Honegger at Newcomer also highlights Zweigelt and other lighter reds from Austria, which he says consumers are increasingly looking to explore. He says: “Wines such as Blaufränkisch, Pinot Noir and Zweigelt are increasingly being produced in Austria. There is still a big domestic demand for these but historically it was the richer reds which were exported. This is now changing and we are seeing increased demand outside of Austria for its lighter reds.
“I think the single most important red variety is Blaufränkisch and we are seeing just the beginning of the growth of this. It can compete with some of the best fine wines of France or Italy and it has such a variety of styles.
“People have compared it with the good terroir you find in Beaujolais or, if you pick the grapes later and produce whole-bunch wines, then you could think of it as being more similar to a Northern Rhône Syrah.”
Darlington also points to Austrian reds, “whether that’s lighter, fruitier styles much like Zweigelt, or the bolder offerings from the southern regions where grapes like Blaufränkisch and St Laurent thrive”.
Similarly, Augschöll confirms Austria’s red wines are gaining in popularity.
She adds: “Red quality wines saw an increase of 45% in value and 72% in volume in the first nine months of 2019 compared to 2018.
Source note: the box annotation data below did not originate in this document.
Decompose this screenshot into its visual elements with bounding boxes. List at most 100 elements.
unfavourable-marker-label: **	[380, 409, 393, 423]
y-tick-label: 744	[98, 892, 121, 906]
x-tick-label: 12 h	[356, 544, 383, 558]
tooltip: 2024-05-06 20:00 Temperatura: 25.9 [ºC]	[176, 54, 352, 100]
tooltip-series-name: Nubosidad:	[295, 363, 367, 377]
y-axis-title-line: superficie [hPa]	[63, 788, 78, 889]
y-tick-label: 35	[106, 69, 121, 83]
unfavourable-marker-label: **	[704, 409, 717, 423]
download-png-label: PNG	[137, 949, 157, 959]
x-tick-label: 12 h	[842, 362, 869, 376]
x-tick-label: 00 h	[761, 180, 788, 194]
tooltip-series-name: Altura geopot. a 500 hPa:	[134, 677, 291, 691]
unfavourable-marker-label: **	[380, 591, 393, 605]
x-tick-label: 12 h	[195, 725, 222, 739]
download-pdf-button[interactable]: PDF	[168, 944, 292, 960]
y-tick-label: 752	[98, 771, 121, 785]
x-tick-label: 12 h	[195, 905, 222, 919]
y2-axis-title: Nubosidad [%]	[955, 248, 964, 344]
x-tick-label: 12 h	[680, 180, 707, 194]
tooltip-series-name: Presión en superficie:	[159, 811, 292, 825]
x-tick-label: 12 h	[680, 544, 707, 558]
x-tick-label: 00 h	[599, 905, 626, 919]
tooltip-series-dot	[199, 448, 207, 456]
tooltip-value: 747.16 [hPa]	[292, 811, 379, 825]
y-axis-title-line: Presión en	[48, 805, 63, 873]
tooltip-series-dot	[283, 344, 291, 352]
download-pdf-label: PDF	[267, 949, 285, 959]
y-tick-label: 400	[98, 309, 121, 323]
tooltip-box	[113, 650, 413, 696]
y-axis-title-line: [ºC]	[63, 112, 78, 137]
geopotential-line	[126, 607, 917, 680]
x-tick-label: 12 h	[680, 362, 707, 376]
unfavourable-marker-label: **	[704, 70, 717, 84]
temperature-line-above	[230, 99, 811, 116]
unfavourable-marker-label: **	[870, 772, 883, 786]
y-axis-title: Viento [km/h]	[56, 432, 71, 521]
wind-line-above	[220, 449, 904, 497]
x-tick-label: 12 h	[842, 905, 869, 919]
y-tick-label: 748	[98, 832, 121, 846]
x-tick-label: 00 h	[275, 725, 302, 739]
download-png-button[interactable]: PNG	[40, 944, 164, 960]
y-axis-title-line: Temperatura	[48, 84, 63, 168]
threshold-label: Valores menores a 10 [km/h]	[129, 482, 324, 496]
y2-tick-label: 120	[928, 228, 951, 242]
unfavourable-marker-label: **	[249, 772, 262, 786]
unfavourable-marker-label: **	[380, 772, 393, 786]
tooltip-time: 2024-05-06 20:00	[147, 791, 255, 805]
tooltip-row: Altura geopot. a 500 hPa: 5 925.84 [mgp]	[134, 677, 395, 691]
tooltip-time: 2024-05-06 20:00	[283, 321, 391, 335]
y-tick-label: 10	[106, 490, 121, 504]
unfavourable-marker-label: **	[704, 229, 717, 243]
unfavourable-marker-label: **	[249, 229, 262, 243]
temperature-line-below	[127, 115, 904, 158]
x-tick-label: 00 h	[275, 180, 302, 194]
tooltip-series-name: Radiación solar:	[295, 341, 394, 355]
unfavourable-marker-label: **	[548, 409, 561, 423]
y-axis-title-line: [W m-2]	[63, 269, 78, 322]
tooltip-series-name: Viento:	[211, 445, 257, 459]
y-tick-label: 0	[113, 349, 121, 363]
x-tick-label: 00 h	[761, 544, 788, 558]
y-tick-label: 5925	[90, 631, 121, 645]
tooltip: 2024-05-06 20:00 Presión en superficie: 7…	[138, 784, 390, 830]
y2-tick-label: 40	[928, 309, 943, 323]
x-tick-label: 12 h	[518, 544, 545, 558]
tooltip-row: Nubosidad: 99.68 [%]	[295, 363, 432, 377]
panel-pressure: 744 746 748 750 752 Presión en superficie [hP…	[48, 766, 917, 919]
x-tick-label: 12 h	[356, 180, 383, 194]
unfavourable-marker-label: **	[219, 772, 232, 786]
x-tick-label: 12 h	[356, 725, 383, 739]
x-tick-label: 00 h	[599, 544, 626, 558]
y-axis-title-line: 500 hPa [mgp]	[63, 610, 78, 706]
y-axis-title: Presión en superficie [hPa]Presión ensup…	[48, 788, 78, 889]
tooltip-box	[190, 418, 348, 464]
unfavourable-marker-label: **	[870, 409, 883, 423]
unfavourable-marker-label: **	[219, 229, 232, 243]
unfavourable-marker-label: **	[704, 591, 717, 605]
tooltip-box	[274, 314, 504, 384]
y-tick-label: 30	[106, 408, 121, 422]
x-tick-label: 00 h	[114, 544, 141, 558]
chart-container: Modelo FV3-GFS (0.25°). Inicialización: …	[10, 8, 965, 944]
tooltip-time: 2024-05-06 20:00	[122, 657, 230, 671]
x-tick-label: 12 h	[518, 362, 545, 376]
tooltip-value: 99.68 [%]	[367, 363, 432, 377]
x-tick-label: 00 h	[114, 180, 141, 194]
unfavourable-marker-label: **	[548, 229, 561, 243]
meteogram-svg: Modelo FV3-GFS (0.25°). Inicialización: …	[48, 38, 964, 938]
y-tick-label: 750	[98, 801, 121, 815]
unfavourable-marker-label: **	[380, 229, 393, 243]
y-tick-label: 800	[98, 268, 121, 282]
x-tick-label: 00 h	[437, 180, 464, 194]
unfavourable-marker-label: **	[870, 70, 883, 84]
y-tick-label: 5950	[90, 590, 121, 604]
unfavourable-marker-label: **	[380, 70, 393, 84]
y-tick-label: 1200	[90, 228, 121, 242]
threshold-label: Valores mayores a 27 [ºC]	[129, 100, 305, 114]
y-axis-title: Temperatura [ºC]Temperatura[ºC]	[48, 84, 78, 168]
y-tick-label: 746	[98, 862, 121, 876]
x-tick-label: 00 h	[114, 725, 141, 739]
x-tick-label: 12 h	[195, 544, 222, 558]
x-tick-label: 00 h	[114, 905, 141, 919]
“In addition, there is definitely a higher interest in Austria’s rarities, such as Zierfandler, Rotgipfler, Roter Veltliner and Wiener Gemischter Satz.”
Augschöll also notes that Austria can rely on its success with international varieties “which are combined with a clear identity”, such as its Rieslings.
Pearce also sees an “exciting opportunity” for varieties such as Riesling, with the more engaged wine consumer.
She adds: “I would love to see more of the Pinot Blanc, which seems to be kept within the country.”
Looking ahead, it is clear Austria can produce wines of interest, but do the nation’s wines offer any additional plus points for retailers?
Those in the UK that are already reporting strong sales from Austria highlight anumber of keys to its success, including the fact its wines are often lower in alcohol and that they are known for being food friendly.
Darlington says: “Despite the renaissance having been going strong for a number of years now, Austrian wines still hold something of a novelty factor with many wine drinkers. There is also a groundswell of support for lighter wines (especially lighter reds) and lower alcohol levels, and Austrian wines regularly deliver on these and deliver well.
“What’s more, it is a relatively youthful wine industry, with a new generation of charismatic young winemakers, a great push towards organic and biodynamic viticulture, and a strong natural wine scene. There are great stories to tell.”
Majestic’s Pearce adds: “I think the Austrian style appeals to customers who like the restraint and freshness of European whites but want to look outside the regions commonly found in the UK market.
“I think they have similar appeal to Italian whites – not too fruity, clean mineral flavours and not too alcoholic. All that means they are great to pair with food.”